A CGU (Controladoria Geral da União) e o TCU (Tribunal de Contas da União) concluíram que 81% das emendas dessa modalidade liberadas de 2020 a 2024 não são rastreáveis desde o autor até os beneficiários finais das verbas. Com base nessa constatação, Dino determinou a suspensão dos repasses. Os parlamentares querem que os critérios exigidos pelo ministro valham daqui para frente. Um deputado definiu, em reservado, que o que se quer é "deixar o passado no passado".
As reclamações chegam para Motta e Alcolumbre de todas as formas. Tem deputados da oposição que apostam que Dino usa o cargo de ministro do STF para fazer um discurso moralizador com vistas a uma futura candidatura à Presidência da República. Tem ainda quem pense que, ao bloquear as emendas, o ministro usurpa uma função que é do Congresso na gestão do Orçamento.
"A expectativa é essa reunião do dia 27 para ver se define pelo menos como isso será encaminhado. Não se trata somente de um acordo sobre como pagar o passado, mas como fazer o futuro. Não tem como a gente votar uma lei se a gente não sabe se o Judiciário vai deixar executar ou se o ministro vai pedir a execução orçamentária como foi no ano passado", disse o deputado Danilo Forte (União Brasil-CE).
O deputado argumenta que, até o ano passado o governo era conivente com os bloqueios feitos por Dino, mas agora mudou de postura porque sentiu que também será prejudicado, já que existe, em sua avaliação, uma infinidade de obras paradas esperando os recursos prometidos. "O governo gostou da ideia de suspender a execução orçamentária, fez a provocação ao ministro Dino que, por sua vez, gostou da ideia. Agora está difícil de desfazer o impasse", prosseguiu Forte.
Para o deputado, as emendas podem até ser imorais e é preciso punir quem usa desse mecanismo para enriquecer, mas não é o caso de tratá-las como inconstitucionais. Eis o que ele disse: "As emendas não são inconstitucionais só por que são emendas. Elas podem até ser imorais em sua execução, mas cabe à Justiça inquirir, processar, condenar quem usa delas para enriquecimento ilícito. O que não pode é paralisar o país".
Os congressistas que se rebelam contra Dino dizem que, agora, o próprio governo já sofre com a torneira fechada. Lembram que o presidente Lula marcou três vezes de ir ao Ceará inaugurar um hospital, mas cancelou porque para o estabelecimento funcionar é preciso liberar recursos de emendas de bancada que estão bloqueadas.
Mar revolto
Apesar de Dino ter sinalizado com a possibilidade de diálogo com os dois presidentes do Legislativo na próxima quinta-feira (27), não há muita esperança em uma possível. Ao contrário, a possibilidade de revolta se ampliou diante da perspectiva de se aprovar na Câmara um projeto, o PLP 22/2025, que autoriza a quitação de restos a pagar acumulados desde 2019.

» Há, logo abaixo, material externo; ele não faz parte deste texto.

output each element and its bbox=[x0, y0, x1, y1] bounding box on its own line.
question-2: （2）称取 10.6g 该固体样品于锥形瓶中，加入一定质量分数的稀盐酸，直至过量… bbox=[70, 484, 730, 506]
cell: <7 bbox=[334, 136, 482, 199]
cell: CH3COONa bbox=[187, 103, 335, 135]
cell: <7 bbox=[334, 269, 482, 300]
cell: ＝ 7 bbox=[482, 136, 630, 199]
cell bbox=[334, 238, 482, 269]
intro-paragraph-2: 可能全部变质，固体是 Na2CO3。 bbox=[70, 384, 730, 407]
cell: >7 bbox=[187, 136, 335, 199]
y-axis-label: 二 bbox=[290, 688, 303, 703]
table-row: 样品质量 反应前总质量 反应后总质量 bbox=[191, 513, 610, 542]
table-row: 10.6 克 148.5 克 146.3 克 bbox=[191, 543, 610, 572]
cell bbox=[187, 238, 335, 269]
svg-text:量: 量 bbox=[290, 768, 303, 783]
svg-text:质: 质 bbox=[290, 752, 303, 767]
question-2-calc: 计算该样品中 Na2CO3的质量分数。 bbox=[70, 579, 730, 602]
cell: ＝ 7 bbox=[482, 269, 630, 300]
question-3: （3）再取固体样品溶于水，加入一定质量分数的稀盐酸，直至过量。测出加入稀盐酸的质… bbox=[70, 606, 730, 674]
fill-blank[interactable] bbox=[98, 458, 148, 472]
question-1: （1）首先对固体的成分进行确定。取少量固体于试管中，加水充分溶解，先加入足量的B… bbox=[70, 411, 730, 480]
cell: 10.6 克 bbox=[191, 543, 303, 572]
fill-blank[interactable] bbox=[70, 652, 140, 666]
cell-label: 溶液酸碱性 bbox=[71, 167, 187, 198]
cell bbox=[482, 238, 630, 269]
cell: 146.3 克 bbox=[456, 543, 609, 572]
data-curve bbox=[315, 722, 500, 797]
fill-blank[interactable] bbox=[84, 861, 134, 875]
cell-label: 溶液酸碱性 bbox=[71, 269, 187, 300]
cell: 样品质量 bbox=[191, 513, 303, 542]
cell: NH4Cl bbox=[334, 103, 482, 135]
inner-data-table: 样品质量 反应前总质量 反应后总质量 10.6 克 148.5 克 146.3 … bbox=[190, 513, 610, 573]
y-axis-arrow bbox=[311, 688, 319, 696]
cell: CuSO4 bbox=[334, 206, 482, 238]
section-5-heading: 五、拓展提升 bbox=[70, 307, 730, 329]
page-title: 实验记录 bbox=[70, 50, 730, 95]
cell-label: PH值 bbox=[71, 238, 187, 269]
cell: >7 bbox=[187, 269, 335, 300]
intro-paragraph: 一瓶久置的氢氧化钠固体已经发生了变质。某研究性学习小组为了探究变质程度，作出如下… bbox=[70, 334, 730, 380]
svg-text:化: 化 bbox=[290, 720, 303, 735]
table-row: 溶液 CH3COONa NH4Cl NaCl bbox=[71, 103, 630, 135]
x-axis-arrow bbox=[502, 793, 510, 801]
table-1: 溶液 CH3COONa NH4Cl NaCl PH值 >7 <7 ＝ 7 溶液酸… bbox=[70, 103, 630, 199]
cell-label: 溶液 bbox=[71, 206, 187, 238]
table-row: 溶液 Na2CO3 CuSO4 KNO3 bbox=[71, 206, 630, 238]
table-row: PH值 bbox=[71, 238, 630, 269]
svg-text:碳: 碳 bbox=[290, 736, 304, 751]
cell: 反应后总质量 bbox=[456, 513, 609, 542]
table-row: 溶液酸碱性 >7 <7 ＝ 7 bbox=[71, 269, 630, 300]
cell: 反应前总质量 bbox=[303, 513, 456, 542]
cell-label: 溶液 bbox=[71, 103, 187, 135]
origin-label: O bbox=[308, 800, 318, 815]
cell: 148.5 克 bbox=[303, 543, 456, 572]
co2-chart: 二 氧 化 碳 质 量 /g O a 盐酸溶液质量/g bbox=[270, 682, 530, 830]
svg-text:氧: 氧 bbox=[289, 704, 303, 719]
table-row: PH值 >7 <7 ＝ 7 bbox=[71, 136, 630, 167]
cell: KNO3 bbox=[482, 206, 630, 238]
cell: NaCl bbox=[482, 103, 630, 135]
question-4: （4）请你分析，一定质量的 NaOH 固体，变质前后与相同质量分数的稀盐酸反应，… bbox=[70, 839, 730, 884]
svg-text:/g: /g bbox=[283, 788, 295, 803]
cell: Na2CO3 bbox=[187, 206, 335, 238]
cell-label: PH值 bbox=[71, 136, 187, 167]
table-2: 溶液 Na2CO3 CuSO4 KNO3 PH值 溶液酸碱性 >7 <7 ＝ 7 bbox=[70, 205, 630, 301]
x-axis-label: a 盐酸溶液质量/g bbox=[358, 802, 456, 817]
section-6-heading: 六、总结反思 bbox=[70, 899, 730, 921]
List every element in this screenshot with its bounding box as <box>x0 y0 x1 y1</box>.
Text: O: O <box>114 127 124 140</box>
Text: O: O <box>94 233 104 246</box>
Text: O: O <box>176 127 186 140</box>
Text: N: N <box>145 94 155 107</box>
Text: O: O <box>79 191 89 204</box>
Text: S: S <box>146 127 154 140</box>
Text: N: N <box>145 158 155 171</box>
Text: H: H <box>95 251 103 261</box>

São R$ 2,6 bilhões em emendas parlamentares que foram canceladas em dezembro de 2024. O projeto, aprovado pelo Senado na semana passada, teve sua urgência aprovada na Câmara nesta terça-feira, 25. Já se espera que Dino se insurja contra a iniciativa, por mais que ele diga, nos bastidores, que não pretende agir "de ofício" e atuará sobre a questão somente se for provocado.
Com a aprovação do requerimento de urgência, o projeto pode ir a votação em plenário sem passar por comissões. Apenas dois partidos, o Novo e o PSOL, foram contrários ao requerimento, aprovado por 347 a favor e 29 contrários (houve três abstenções). A ideia de Hugo Motta é levar a proposta a votação depois do Carnaval.
Ao PlatôBR, a líder do PSOL na Câmara, Talíria Petrone (RJ), disse que conversará com a bancada e não descarta a possibilidade de recorrer à Justiça para manter o bloqueio sobre os restos a pagar. "É claro que há toda uma argumentação sobre obras paradas, mas o PSOL fará todo o possível para impedir o retorno nas emendas de relator (sem autoria indicada) e, se necessário, fará uma nova provocação do STF para garantir a transparência e a rastreabilidade sobre os recursos que são públicos", disse.